One way Aflac supports the increasing number of brokers selling voluntary is to give them a significant say in how the enrollment process is conducted. "Some brokers want to use our field organization to conduct face-to-face enrollments. We can also do the enrollments online, utilize enrollment firms or our own proprietary tool."

No matter how the enrollment is conducted, Niziak says, "We like to position the supplemental product right behind the employer's medical product. The enrollee sees both, and can view the regular medical coverage and the supplemental coverages chosen as a package." Alternatively, he notes, "If you put the supplemental coverage down at the bottom (away from where the regular medical benefits are listed), the enrollee may not see the gap in protection, and doesn't check it off."

Aflac's enrollment strategy tracks with its emphasis on educating buyers about risk. It wants to move buyers away from thinking about its supplemental products-which include accident, cancer, critical illness, life, hospitalization, short-term disability, dental and vision-as extras. They can be key tools for managing the employee's total risks, especially at a time when employers are shifting medical costs to employees.
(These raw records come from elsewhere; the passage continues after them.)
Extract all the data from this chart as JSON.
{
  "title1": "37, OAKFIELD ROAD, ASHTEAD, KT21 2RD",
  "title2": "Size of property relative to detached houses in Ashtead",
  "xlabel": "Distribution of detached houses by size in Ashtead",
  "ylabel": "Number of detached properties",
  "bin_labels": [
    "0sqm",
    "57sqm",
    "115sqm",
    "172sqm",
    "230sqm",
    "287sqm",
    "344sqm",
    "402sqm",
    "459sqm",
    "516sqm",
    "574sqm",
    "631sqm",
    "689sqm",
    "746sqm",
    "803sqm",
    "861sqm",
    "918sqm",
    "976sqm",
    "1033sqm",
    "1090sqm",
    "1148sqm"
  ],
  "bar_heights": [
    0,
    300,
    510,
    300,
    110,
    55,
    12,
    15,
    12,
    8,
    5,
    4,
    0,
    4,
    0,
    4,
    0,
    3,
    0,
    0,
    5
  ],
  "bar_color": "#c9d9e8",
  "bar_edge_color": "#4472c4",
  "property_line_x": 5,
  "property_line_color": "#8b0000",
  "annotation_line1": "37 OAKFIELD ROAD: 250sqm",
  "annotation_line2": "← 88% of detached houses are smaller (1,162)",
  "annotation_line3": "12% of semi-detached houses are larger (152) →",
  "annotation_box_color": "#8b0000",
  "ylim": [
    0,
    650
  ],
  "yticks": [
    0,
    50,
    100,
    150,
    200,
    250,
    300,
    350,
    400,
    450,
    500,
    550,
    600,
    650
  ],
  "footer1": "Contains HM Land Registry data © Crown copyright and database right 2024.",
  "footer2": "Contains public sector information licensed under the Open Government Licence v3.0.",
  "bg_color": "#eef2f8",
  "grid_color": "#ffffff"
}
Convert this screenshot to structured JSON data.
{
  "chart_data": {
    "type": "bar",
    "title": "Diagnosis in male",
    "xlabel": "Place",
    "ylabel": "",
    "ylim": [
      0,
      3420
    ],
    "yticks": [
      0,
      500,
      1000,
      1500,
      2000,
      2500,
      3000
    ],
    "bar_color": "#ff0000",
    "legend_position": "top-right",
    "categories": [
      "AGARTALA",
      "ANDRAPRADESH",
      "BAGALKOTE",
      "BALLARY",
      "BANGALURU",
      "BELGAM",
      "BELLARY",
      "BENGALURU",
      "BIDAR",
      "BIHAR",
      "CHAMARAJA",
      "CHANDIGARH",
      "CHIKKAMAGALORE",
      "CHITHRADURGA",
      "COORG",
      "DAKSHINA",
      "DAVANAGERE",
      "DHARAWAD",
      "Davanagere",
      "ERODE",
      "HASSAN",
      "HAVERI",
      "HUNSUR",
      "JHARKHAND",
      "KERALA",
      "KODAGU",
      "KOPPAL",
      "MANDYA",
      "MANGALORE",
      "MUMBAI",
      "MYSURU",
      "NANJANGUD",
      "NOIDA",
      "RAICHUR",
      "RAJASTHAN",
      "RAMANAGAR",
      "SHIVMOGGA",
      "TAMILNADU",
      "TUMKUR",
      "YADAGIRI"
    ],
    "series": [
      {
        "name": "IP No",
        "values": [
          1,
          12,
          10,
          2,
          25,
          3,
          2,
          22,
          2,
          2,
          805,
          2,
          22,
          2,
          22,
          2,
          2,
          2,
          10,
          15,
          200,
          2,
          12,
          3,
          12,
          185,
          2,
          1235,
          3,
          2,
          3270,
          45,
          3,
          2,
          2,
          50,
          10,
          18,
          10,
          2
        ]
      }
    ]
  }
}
Any property/casualty agent who has emphasized to clients the importance of prioritizing high liability limits, even if it means utilizing higher deductibles elsewhere, can appreciate Aflac's risk management approach. A 2015 Aflac White Paper ("Where does the risk exist?") puts it this way:

"A traditional employee benefit pyramid relies on perceived needs, not financial risks. For example, ancillary benefits like dental and vision are common parts of an employee benefit package. The plans offer low premiums, which make them attractive, but they do much less (than a critical illness policy, for example) to help protect someone from financial ruin."

The White Paper notes that only 30% of companies offer critical illness, while 95% offer dental and 83% offer vision.

Property/casualty agents looking at employee benefits as a means of diversifying their income stream might wonder whether the market has become too daunting because of the continual rise in medical premiums and the enactment of the Affordable Care Act. Niziak has some encouraging observations.
"When the Affordable Care Act was first introduced, there were a lot of brokers who thought they would be out of business, that they would leave the industry. Then brokers began to see that having these other (voluntary) products has benefitted them; it's benefitted their employers and employees.

"With our critical illness product, for example, we had a situation where an employer put in a high deductible health plan. They were nervous about their employees' reaction, so they talked to their broker, who said they should add some worksite products. That mitigated the risk for the employees and it also provided some revenue for the broker. So everybody won."

Niziak sees other reasons for P-C agents to be enthusiastic about offering voluntary benefits products. "A lot of property/casualty firms are recognizing that when the worksite product is included, it has a positive effect on their workers comp claims."

Also, he points out that property/casualty firms with a benefits practice are closely coordinating their property/casualty and benefits presentations to employers. "We see more and more situations where they are going into their clients and saying, 'We have a comprehensive solution for you and your employees.'"

And in the long run, the benefits program helps the employer retain employees, Niziak emphasizes. "According to one of our surveys, 59% of employees said they would accept a job for less pay if they have better benefits, and 45% of employees would stay with their current employer if they just had improved benefits."

The author
Thomas A. McCoy, CLU, retired in 2013 as editor-in-chief of Rough Notes magazine.